My question involves a child custody case from the State of: Arizona
I have been talking to a lawyer about this, but she is a lawyer in California, so I know there are differences in the laws. What I am trying to do is to get my ex husband, the biological father of my daughter, to give up his parenting rights. He isn't at all responsible, he cares more about ruining my life, especially with my new husband, and trying to get me back in his life, rather than his own child. She is allergic to a few things, and I have told him so, but he refuses to keep her away from them.
All he has done recently is complain about how much child support he has to pay (500 something) and how he can't afford to pay for her medical now. He is an acoholic, and does smoke pot, so in the parenting plan it states he has to go to AA meetings at least once a month, which I am positive he hasn't.. he has even called me drunk recently one night saying he still cares for me after all this "bulls***" I have put him through.

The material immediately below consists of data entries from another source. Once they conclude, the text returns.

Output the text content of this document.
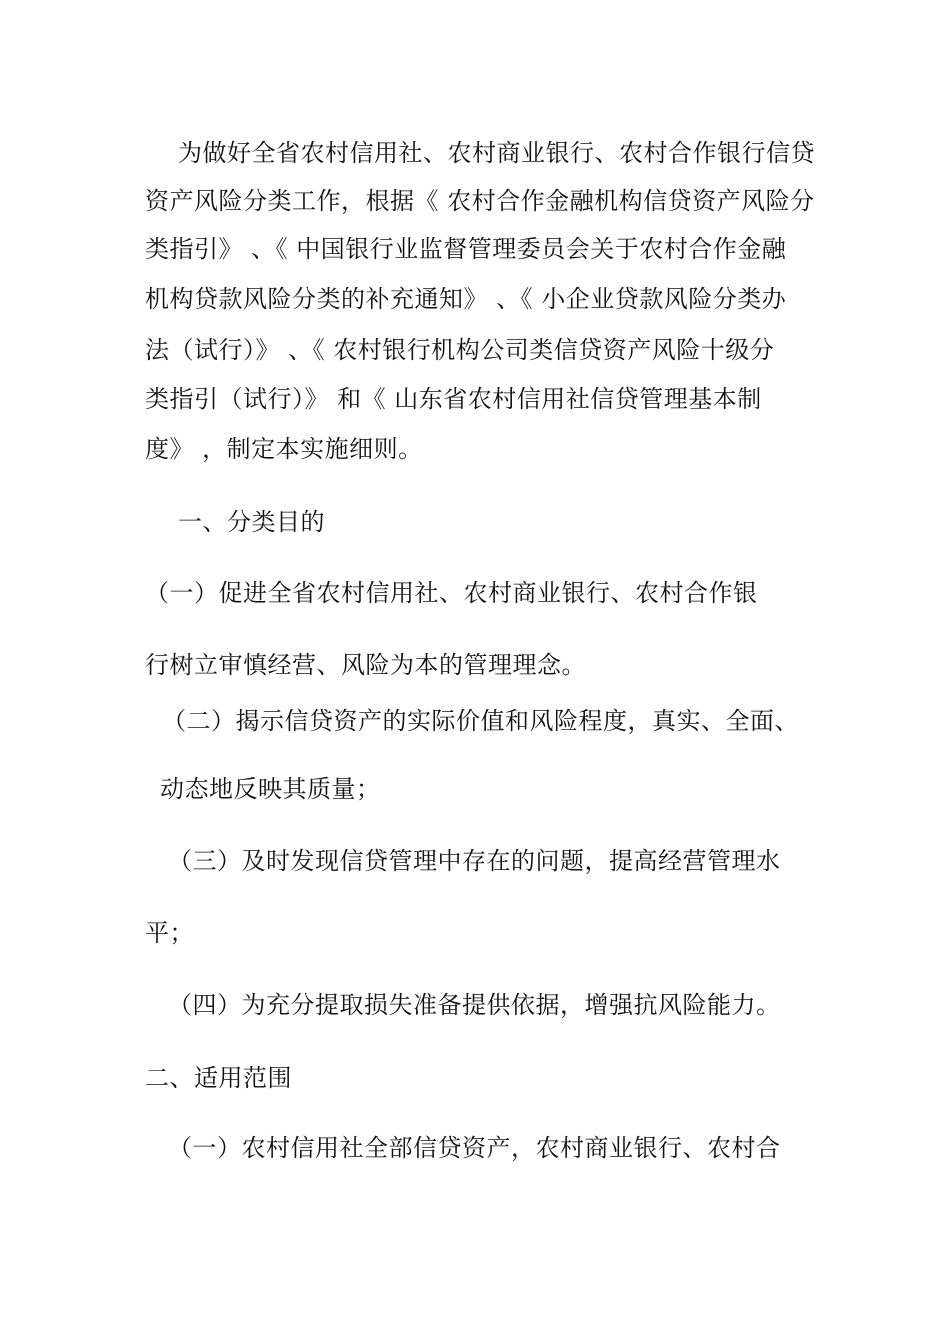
为做好全省农村信用社、农村商业银行、农村合作银行信贷
资产风险分类工作，根据《 农村合作金融机构信贷资产风险分
类指引》 、《 中国银行业监督管理委员会关于农村合作金融
机构贷款风险分类的补充通知》 、《 小企业贷款风险分类办
法（试行）》 、《 农村银行机构公司类信贷资产风险十级分
类指引（试行）》 和《 山东省农村信用社信贷管理基本制
度》 ，制定本实施细则。
一、分类目的
（一）促进全省农村信用社、农村商业银行、农村合作银
行树立审慎经营、风险为本的管理理念。
（二）揭示信贷资产的实际价值和风险程度，真实、全面、
动态地反映其质量；
（三）及时发现信贷管理中存在的问题，提高经营管理水
平；
（四）为充分提取损失准备提供依据，增强抗风险能力。
二、适用范围
（一）农村信用社全部信贷资产，农村商业银行、农村合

He does have every other weekend visitation with my daughter, plus an extra day, which he scheduled a college course directly in the middle of that visitation day. I was generous enough to change the day. But to me that said "I don't care if I see my kid, I have her this weekend."
Now, my new husband, just married in September of '08, would like to adopt my daughter, aside from him being laid off from his job recently due to lack of work coming in, he has proven, to me, he is fully responsible and cares for her as if she was his own. He actually is the one to watch my daughter when I go to work. She is very happy with him and calls him Papa, which I find funny because when my ex has his visitation, she would rather see Papa than her father.
I am just wondering if there is any 'for sure' way to have my ex sign over his rights and what the law is in Arizona for my husband to adopt my daughter. Anyone's opinion would help, especially how many of you would give up your rights if it meant more money in your pocket for you and your new family? When you don't have the money to spend in the first place, would giving up your rights to get that money back really help and be worth it?